| Quantum numbers | Energy [MeV] |
| \( 0s_{1/2}^{\pi} \) | -40.4602 |
| \( 0s_{1/2}^{\pi} \) | -40.4602 |
| \( 0s_{1/2}^{\nu} \) | -40.6426 |
| \( 0s_{1/2}^{\nu} \) | -40.6426 |
| \( 0p_{1/2}^{\pi} \) | -6.7133 |
| \( 0p_{1/2}^{\pi} \) | -6.7133 |
| \( 0p_{1/2}^{\nu} \) | -6.8403 |
| \( 0p_{1/2}^{\nu} \) | -6.8403 |
| \( 0p_{3/2}^{\pi} \) | -11.5886 |
| \( 0p_{3/2}^{\pi} \) | -11.5886 |
| \( 0p_{3/2}^{\pi} \) | -11.5886 |
| \( 0p_{3/2}^{\pi} \) | -11.5886 |
| \( 0p_{3/2}^{\nu} \) | -11.7201 |
| \( 0p_{3/2}^{\nu} \) | -11.7201 |
| \( 0p_{3/2}^{\nu} \) | -11.7201 |
| \( 0p_{3/2}^{\nu} \) | -11.7201 |
We observe that with increasing value of \( j \) the degeneracy increases.

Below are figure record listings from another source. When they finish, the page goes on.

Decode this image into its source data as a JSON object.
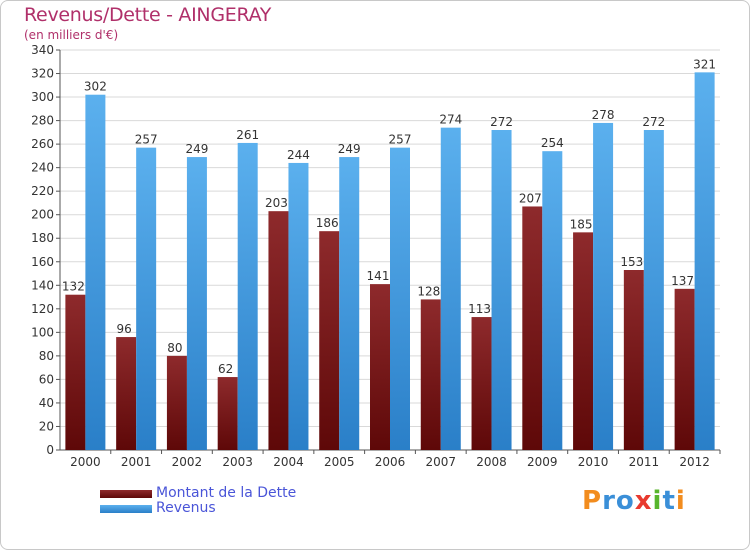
{
  "header": {
    "title": "Revenus/Dette - AINGERAY",
    "subtitle": "(en milliers d'€)"
  },
  "colors": {
    "dette": "#7a1a1c",
    "revenus": "#4aa3e6",
    "title": "#b0306a",
    "legend_text": "#4a55d8",
    "grid": "#d9d9d9",
    "plot_bg": "#ffffff"
  },
  "logo": {
    "text": "Proxiti",
    "letter_colors": [
      "#f28c1e",
      "#3a8fd8",
      "#3a8fd8",
      "#e83a2f",
      "#58b52c",
      "#3a8fd8",
      "#f28c1e"
    ]
  },
  "chart_data": {
    "type": "bar",
    "title": "Revenus/Dette - AINGERAY",
    "subtitle": "(en milliers d'€)",
    "categories": [
      "2000",
      "2001",
      "2002",
      "2003",
      "2004",
      "2005",
      "2006",
      "2007",
      "2008",
      "2009",
      "2010",
      "2011",
      "2012"
    ],
    "series": [
      {
        "name": "Montant de la Dette",
        "values": [
          132,
          96,
          80,
          62,
          203,
          186,
          141,
          128,
          113,
          207,
          185,
          153,
          137
        ]
      },
      {
        "name": "Revenus",
        "values": [
          302,
          257,
          249,
          261,
          244,
          249,
          257,
          274,
          272,
          254,
          278,
          272,
          321
        ]
      }
    ],
    "ylim": [
      0,
      340
    ],
    "ytick_step": 20,
    "grid": true,
    "legend_position": "bottom-left"
  }
}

For \( j=3/2 \) we end up diagonalizing the same matrix four times. With increasing value of \( j \), it is rather obvious that our insistence on using an uncoupled scheme (or just m-scheme) will lead to unnecessary labor from our side (or more precisely, for the computer). The obvious question we should pose ourselves then is whether we can use the underlying symmetries of the nuclear forces in order to reduce our efforts.